Received the CD SNL-G-508 today. About a weeks time to ship from France. The cover and CD art are VERY nice and it appears that the SNL is duplicated EXACTLY. I used xpdf (I mainly use Slackware LINUX, but also Windows for graphics work) and I had full use of the PDF. Links work and the text/picture are EXCELLENT.
Another nice attention to detail is that the pages are rotated from portrait to landscape as necessary. The part number are landscape to they read across the screen like the paper TM, and images/figures also switch as needed. Nice touch to keep everything laid out so you are not tilting your head to look at the figures.
In the xpdf I could not use the search function. So hitting F3 and typing in cylinder got me nothing. I will try later in Acrobat Reader 8.0 and see if I can search. It would be nice to search the catalog by part number, but most PDFs are not OCRd, rather they are vector images.
The watermark is NOT obtrusive, but I DID find some handwritten notes. The original PN was crossed out and another number written in. I find that odd that it was not corrected.

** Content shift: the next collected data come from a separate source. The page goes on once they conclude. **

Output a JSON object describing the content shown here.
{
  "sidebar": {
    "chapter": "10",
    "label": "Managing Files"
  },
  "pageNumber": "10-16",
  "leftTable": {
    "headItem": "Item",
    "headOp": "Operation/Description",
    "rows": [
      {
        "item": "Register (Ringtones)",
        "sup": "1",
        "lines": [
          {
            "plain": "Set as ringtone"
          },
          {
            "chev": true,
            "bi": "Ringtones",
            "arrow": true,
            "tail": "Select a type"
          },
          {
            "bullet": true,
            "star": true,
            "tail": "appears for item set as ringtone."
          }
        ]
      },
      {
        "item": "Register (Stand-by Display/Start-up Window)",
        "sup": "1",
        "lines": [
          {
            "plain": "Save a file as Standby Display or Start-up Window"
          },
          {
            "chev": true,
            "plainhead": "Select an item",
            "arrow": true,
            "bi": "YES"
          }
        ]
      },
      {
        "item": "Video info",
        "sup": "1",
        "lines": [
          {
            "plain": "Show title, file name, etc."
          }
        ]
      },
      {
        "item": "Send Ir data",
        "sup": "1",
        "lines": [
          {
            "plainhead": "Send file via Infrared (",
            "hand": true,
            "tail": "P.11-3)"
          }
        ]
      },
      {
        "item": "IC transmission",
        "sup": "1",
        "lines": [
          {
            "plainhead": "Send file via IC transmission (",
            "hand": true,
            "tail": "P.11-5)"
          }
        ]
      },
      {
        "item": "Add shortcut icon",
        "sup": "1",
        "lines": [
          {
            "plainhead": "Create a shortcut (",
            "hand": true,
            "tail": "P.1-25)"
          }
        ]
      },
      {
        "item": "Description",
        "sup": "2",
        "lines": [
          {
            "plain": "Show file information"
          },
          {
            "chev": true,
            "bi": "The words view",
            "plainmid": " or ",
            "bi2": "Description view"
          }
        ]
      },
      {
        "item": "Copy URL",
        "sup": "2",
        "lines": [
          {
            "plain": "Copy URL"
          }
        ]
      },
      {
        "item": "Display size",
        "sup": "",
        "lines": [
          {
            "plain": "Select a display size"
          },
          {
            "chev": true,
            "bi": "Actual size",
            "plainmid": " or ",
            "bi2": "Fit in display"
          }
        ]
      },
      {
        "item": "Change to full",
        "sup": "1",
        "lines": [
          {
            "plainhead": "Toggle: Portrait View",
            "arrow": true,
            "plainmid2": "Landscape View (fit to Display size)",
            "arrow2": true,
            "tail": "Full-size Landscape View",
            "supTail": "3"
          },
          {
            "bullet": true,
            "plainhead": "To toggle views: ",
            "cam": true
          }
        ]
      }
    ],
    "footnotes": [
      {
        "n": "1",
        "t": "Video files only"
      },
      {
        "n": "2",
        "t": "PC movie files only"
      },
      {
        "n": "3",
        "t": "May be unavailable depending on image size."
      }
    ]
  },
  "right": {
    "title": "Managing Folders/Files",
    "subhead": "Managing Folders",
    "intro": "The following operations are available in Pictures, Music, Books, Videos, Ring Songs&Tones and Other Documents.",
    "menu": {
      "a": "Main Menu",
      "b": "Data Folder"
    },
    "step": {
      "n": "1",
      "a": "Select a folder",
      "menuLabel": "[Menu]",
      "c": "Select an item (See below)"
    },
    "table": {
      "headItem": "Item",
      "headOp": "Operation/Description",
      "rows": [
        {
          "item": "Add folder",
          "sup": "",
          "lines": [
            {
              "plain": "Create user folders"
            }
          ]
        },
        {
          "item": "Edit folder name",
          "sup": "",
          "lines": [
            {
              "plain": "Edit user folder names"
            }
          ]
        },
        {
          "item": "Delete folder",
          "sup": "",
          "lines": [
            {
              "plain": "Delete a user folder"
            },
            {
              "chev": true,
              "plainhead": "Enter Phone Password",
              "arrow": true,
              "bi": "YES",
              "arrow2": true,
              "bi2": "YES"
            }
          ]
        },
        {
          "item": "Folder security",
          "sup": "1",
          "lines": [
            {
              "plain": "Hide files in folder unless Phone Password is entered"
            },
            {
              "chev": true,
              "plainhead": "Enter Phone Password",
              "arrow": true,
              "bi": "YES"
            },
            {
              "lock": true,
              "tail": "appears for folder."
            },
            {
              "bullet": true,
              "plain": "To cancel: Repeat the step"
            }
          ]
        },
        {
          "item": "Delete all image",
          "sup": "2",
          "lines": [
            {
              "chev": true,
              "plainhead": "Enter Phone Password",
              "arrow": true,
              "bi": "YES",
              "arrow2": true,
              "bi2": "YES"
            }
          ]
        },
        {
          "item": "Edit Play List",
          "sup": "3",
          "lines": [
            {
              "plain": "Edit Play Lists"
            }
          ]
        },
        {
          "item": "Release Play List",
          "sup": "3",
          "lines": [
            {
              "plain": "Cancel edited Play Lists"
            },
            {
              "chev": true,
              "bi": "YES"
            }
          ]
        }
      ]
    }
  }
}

Heres an example of the writing, the numerals are clearly European.
- snl1.png (55.1 KiB) Viewed 5630 times
Quality of the scan.. my favorite object, the fuel bowl sight plug (
AW) that some people say are not there
- carb.png (79.66 KiB) Viewed 5630 times
Printing out a page is pretty painless. Quality is excellent although you can tell if the image was edited. I printed page 110 figure 03-1 and there were some 'shadows' (for lack of a better word) that look like either scanning artifacts, processing or clean up artifacts. Nothing that takes away from the image quality. Not as good an an original TM, but a very nice gray scale, not the blotchy black and white of old scanned TMs.
All in all I rate this CD an 9.
The pros are its reasonable cost. No where else are you getting an SNL-G508 for $20, and the chapters are linked. The watermark is unobtrusive (the original work is public domain, and publishing of the CD give the author NO COPYRIGHT WHATSOEVER) I can see why they put it there. The images are clean and clear.
The only down side is that some part number are unreadable due to handwriting. I found the one example by chance, I hope there are not many more. OCRing the text would have been a great bonus.